Timer related events are managed by the high-resolution
timers infrastructure (hrtimers) in the kernel and our approach
to create a tickless Linux leverages this system. hrtimers
manage a per-CPU based queue of timers ordered by the expiry
time and they arm their corresponding hardware timer
chips to interrupt the CPU only at the nearest event. The
scheduler, for example, initializes an hrtimer to call the main
scheduler tick function during the machine boot and forwards
that timer with HZ frequency at every tick. We made
a trivial modification to that function to forward the timer
much further in the future rather than with HZ frequency.
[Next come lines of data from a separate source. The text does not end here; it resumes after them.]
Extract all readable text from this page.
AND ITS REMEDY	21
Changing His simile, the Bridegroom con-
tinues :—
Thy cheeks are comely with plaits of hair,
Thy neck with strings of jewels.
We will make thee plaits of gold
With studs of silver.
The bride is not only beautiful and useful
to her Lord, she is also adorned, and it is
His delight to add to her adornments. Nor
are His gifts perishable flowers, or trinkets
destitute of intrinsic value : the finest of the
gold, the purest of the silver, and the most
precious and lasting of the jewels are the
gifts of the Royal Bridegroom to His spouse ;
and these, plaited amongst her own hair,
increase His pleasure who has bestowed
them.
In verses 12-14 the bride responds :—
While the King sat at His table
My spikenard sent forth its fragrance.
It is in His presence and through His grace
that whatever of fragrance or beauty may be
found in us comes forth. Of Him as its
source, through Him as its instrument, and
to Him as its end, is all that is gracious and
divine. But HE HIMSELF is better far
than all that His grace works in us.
This change only triggers when the application requests a
tickless environment with a system call and it is the only
runnable process on its core at that moment. In that case,
the CPU switches to a no tick mode where further timer
and work item requests are queued to the corresponding
OS core, which is always calculated as the first CPU in the
application core’s NUMA domain. With this environment,
applications still received interrupts due to IPIs sent from
remote CPUs for the services that require global collaboration
from all CPUs. We identified one of these services
as the RCU subsystem and implemented necessary hooks to
prevent interruption of no tick CPUs. After these modifications,
application cores did not interrupt tasks running on
them until those tasks exit or explicitly turned off the no
tick mode. As shown in the Figure 2f, further benchmarks
proved that the cores were noiseless with flat FWQ plots.